10. What does a “combined developmental and stylistic edit” mean in terms of timeline?
See the question about editing “passes” above. This combined edit involves two passes. The first is the developmental edit, and the second is the stylistic edit.
- You send me the manuscript for the combined edit.
- It takes me two weeks to complete the developmental edit.
- You take a few weeks (we’ll negotiate the timeline) to revise the manuscript based on my comments and suggestions.
- You resubmit the manuscript to me.
- It takes two weeks for me to complete the stylistic edit.
- You complete the final manuscript at your leisure!
11. When I send you the manuscript, should I send you anything else?
Yes, please! I love all the context and guidance you can provide. I have a brief author questionnaire here to help guide you.
12. Do you schedule phone calls to discuss manuscripts?
As a general rule, no. I’m a full-time nomad, so the internet and scheduling time zones make this challenging.

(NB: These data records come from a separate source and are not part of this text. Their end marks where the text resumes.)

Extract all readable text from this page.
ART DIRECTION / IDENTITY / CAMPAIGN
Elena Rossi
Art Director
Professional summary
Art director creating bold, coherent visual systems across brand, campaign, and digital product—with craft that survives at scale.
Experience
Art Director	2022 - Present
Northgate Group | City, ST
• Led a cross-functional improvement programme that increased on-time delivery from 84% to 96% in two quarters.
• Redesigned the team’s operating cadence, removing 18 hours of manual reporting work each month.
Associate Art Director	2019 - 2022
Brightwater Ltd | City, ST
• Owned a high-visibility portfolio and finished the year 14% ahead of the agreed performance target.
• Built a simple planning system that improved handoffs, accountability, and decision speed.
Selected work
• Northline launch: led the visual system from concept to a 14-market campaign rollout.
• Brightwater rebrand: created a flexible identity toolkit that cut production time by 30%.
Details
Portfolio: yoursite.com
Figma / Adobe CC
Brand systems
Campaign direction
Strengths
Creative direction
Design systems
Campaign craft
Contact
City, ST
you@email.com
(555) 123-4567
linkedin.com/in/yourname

If we’re working on a much larger project, we may occasionally schedule a brief call to check-in. If you crave a human voice, I’m always happy to send you an audio message of my comments—just ask!
13. What about confidentiality?
The work will be kept confidential and not made known to anyone other than you without prior written permission. If we use a cloud service to exchange files, we will agree on a date after which the files will be deleted. I will retain copies of the work on my computer, but these will not be shared. If you prefer that I delete them entirely after the conclusion of the project, please let me know.